I don’t have many acorns either, though I had some. I do know that oaks, even when they drop acorns, don’t commonly produce viable seedlings from those acorns. It can be 15-20 years, I’ve read, before you reach a season that results in many new oak seedlings.
Some people are worried the squirrels will starve to death. I can’t see that happening here. I see squirrels every day carrying huge walnuts from one side of the road to the other. They seem to be finding plenty of those. I haven’t seen many hickory nuts this year, which in my part of the woods seems even more noticeable than the lack of acorns.

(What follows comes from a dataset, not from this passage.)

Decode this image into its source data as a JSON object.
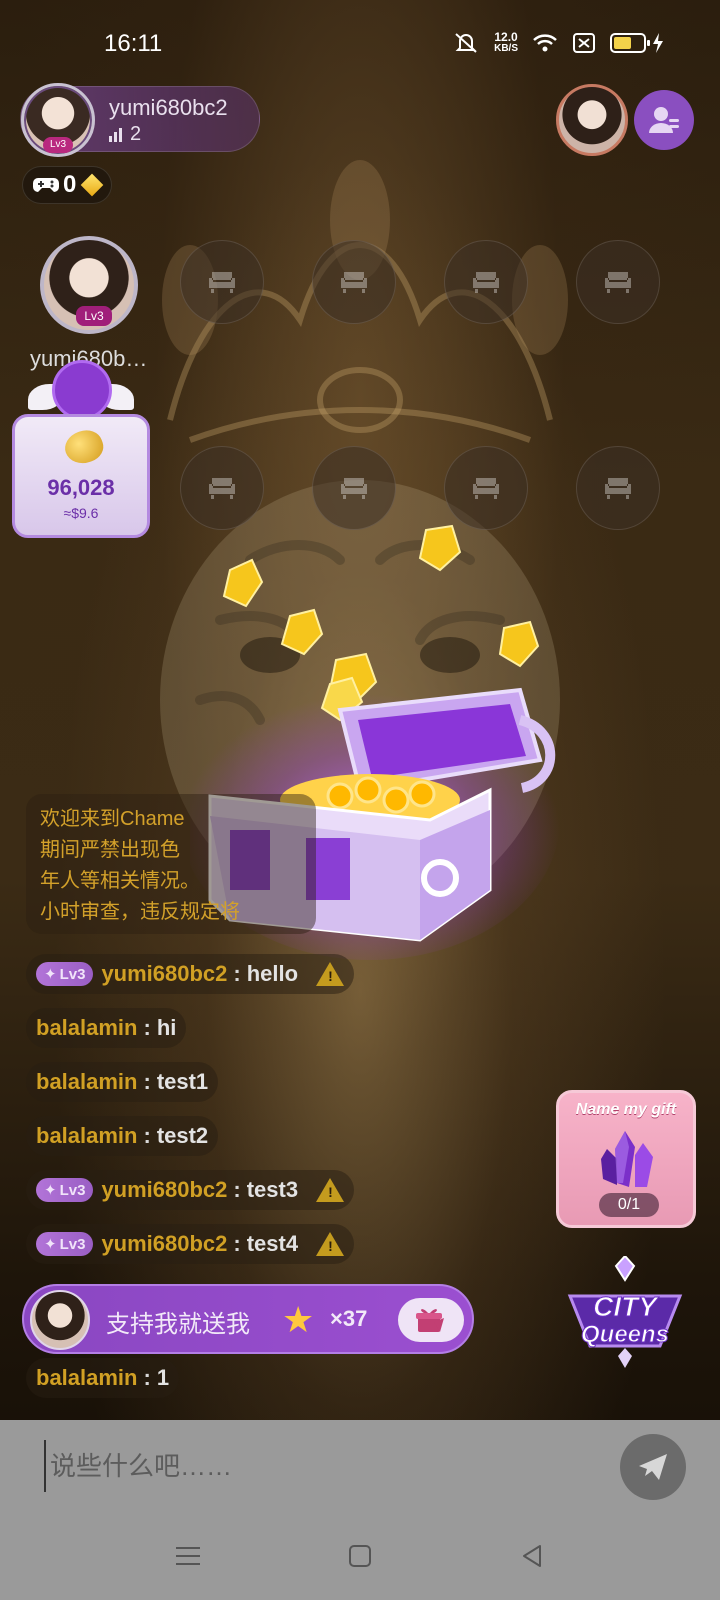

Deer rely heavily on such nuts during winter, and if any animal is going to be hurt by the lack of nuts, I expect it will be the deer. This would be especially true if the winter turns out to be a severe one, which I’m still thinking is a possibility. With no moderating influences from El Nino or La Nina this year, a severe or at least a normal winter wouldn’t surprise me. And in fact, both the summer and fall here have tended toward cooler rather than warmer temperatures.
In any event, for the moment, noticing the lack of acorns and other nuts is the first step towards finding out what there aren’t many. This is something I expect we will learn more about as more people investigate. For now, the squirrels are busy emptying my bird feeders, and the deer are enjoying the apples I throw out for them. I’m doing my part to see they make it through the winter, acorns or no.